Neal called the exclusion of the legislation from this week’s package an “egregious omission.”

In recognition of the problem, Sens. Chuck Grassley, R-Iowa, and Lamar Alexander, R-Tenn., last month put forward their own proposal to help shore up multiemployer pension plans.

The plan calls for providing assistance to the most poorly funded plans while using “as little taxpayer dollars as possible,” Grassley said. It also proposes a strategy to stabilize the multiemployer pension system and the long-term solvency of the Pension Benefit Guaranty Corporation, a federally chartered entity that supports insolvent pensions.

Opportunities for a broader fix

Some object to the miners’ legislation for one key reason: It involves providing taxpayer assistance to a private sector pension plan, said Rachel Greszler, a research fellow at the Heritage Foundation, a conservative think tank.

Both the miners’ and House-approved multiemployer reform are “just a pure bailout without any reform,” Greszler said.

A better fix would be to come up with a plan that would minimize losses for those in insolvent plans and take taxpayer money out of the equation, she said.

That would require increasing the premiums the plans pay based on how well they are funded.

For many workers, it would also require benefit cuts to make sure the plan is still around when younger workers need it.

“The longer you wait, the more difficult and harmful it becomes to the people who are affected,” Greszler said.

Joshua Gotbaum, a guest scholar for economic studies at Brookings Institution, said there are limited options to solve the problem without raising taxes.

With just one union company still in existence, raising the plan’s premiums doesn’t necessarily work, Gotbaum said.

Plus, cutting benefits would hit mineworkers, with an average pension of $4,000 a year, hard, he said.

“You don’t want mineworker retirees … instead of getting $4,000 a year plus Social Security, getting $800,” Gotbaum said.

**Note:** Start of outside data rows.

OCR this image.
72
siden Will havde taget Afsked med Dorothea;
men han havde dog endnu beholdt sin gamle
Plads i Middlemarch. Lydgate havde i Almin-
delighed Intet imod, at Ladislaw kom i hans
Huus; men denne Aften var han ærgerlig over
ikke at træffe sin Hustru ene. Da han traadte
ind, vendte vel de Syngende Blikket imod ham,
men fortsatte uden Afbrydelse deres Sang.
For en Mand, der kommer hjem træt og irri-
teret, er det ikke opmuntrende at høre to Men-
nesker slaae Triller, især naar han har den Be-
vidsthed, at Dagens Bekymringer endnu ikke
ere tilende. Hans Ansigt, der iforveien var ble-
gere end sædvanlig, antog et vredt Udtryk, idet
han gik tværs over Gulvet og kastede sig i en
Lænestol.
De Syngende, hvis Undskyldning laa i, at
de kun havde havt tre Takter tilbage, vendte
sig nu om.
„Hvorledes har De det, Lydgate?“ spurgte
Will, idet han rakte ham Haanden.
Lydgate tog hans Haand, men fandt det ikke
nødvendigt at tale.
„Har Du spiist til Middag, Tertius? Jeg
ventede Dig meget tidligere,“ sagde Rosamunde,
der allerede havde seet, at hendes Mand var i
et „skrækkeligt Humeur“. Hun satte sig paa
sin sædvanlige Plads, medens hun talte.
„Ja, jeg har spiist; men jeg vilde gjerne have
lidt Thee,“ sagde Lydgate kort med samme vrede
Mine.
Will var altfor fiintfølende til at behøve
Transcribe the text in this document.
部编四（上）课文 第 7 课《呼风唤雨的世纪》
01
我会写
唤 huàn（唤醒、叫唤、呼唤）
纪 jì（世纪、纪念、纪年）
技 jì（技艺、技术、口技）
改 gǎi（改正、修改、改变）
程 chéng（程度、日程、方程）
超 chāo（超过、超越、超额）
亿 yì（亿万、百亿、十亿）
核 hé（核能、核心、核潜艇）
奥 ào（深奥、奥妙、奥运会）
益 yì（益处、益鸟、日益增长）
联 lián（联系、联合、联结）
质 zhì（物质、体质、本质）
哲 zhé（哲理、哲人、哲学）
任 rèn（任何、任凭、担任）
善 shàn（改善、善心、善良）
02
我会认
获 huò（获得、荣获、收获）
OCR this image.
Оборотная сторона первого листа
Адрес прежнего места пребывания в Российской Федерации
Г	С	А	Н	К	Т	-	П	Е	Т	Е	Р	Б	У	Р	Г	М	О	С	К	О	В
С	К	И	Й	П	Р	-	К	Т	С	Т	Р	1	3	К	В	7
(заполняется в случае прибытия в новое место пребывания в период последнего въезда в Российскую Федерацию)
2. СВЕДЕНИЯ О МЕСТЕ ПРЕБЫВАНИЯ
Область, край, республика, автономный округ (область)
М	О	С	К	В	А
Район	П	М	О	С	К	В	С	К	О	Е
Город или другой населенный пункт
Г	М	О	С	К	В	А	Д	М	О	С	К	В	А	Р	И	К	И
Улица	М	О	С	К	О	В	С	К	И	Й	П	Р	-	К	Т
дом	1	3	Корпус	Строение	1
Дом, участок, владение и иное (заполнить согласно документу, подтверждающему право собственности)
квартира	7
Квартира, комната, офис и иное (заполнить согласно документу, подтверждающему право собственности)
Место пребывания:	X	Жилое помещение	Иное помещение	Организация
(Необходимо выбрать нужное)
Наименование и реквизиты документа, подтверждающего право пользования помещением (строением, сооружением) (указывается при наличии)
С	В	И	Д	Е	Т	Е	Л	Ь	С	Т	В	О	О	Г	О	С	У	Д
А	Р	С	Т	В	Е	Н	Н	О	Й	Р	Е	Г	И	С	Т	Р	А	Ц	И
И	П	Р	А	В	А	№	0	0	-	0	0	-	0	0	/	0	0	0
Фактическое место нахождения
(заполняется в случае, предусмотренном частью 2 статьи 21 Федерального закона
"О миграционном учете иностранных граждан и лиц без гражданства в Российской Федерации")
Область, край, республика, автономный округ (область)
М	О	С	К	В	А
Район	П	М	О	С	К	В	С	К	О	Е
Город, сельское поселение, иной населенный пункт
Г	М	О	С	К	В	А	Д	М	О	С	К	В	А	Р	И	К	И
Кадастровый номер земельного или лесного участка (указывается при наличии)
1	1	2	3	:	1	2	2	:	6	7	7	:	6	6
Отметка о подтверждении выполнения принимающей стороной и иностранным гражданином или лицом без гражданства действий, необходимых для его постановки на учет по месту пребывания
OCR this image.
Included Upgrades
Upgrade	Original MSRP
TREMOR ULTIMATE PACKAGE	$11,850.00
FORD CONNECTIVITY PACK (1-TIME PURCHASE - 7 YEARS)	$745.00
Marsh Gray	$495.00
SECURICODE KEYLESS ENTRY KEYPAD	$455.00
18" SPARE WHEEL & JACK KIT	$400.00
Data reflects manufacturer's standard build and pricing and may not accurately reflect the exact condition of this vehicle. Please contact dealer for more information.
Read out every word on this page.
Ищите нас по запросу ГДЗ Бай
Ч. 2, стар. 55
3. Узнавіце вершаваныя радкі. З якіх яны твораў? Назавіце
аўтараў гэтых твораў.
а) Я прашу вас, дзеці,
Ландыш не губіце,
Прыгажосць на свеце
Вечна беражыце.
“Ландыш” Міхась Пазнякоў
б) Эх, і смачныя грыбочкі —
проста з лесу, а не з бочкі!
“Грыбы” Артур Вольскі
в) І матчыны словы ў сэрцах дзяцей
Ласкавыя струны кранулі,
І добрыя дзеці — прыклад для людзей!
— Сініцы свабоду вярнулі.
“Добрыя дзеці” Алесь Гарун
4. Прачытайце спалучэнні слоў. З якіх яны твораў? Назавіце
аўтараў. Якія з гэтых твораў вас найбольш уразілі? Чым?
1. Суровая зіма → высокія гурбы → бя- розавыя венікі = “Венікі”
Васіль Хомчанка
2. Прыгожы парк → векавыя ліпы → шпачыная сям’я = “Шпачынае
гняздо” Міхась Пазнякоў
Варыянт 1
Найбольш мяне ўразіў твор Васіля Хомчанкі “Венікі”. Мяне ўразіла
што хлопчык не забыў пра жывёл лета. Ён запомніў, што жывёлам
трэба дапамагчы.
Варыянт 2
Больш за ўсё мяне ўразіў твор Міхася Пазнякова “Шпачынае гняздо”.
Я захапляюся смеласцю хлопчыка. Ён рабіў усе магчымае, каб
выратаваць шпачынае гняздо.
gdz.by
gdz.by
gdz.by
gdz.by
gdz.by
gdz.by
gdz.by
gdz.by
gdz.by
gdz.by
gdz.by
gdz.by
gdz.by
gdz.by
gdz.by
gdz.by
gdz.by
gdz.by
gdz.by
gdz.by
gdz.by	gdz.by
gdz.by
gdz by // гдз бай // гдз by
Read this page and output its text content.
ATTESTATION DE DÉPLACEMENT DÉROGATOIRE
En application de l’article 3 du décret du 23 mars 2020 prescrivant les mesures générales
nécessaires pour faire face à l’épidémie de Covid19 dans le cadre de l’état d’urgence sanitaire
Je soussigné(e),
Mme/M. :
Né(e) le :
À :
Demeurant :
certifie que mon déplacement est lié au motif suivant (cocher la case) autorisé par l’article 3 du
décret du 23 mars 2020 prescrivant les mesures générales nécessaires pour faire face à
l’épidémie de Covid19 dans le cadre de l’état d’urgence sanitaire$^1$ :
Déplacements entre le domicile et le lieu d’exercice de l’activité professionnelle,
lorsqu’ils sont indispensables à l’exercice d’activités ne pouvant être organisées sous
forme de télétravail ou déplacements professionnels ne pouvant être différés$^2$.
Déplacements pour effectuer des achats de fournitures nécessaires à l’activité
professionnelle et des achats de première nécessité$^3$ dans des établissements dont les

Without this fix, the miners’ pension fund could run out of money as soon as next year. Meanwhile, the other funds that are in trouble likely have a couple more years to go, Gotbaum said.

That paves the way for more negotiations in 2020 for an alternative to the Butch Lewis Act, which Senate Republicans have not embraced.

The good news is that it’s likely that lawmakers on both sides will be willing to address the problem.

“Even when Congress is really split, you still have Democrats and Republicans who are willing to talk to each other about this issue,” Gotbaum said. “They are aware of the human consequences of doing nothing.”